Beno menghela napas panjang. “Nat, apa nggak sebaiknya lo kurangi jam kerja lo? Tadi juga jam makan siang lo pake buat kerja. Kalau lo tumbang, kerjaan gue juga yang jadi dua kali lipat.” omel Beno, dengan sedikit candaan di akhir kalimatnya.

“Gue cuma kelamaan duduk aja tadi.”

“Susah emang.” gumam Beno, menyerah menyeramahi Natya yang gila kerja.
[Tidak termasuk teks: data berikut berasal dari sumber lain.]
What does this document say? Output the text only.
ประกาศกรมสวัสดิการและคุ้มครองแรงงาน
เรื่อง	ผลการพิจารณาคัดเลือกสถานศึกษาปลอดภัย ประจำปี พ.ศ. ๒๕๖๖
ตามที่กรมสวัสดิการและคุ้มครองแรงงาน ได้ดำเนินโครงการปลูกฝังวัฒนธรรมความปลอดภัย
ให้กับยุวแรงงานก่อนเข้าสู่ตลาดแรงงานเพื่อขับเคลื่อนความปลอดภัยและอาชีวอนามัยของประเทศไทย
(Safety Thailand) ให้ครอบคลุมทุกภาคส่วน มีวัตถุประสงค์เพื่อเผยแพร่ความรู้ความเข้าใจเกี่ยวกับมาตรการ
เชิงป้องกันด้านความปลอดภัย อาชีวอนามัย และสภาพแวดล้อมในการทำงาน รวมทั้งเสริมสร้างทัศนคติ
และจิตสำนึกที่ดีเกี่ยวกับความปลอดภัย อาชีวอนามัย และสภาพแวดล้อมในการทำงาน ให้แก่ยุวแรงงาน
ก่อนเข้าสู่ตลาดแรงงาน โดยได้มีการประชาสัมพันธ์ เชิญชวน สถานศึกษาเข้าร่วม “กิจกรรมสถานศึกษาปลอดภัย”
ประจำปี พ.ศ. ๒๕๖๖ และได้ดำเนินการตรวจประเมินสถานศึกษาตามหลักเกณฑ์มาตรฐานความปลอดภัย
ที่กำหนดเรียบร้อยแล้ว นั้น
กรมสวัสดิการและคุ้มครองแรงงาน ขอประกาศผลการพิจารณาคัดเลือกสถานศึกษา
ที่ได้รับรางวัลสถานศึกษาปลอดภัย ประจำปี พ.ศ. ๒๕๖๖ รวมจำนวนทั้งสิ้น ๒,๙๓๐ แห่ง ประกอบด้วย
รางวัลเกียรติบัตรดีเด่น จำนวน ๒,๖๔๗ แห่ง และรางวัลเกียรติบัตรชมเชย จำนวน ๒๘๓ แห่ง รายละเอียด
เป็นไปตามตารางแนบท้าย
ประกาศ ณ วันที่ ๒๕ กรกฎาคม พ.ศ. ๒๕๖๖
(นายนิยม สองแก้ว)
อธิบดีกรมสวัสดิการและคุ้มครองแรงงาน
“Gue mau ketemu Bu Retno dulu. Beliau ada di ruangannya, Ben?”

“Ada.”

“Trims.”

Natya langsung berlalu dari hadapan Beno menuju ruangan Pimpinan Redaksi. Dalam hati Natya merapalkan doa agar tidak perlu mengerjakan koreksi tambahan atau menghubungi penulis langsung.

Tok … tok … tok …

Natya mengetuk pintu ruangan. Terdengar suara wanita paruh baya mempersilakannya untuk masuk. Gadis berambut pirang pendek itu memeluk dua tumpukan naskah lebih erat, menarik napas panjang, kemudian membuka kenop pintu.

“Permisi, Ibu.”

“Eh, Natya! Sini-sini masuk. Saya mau bicara sama kamu.”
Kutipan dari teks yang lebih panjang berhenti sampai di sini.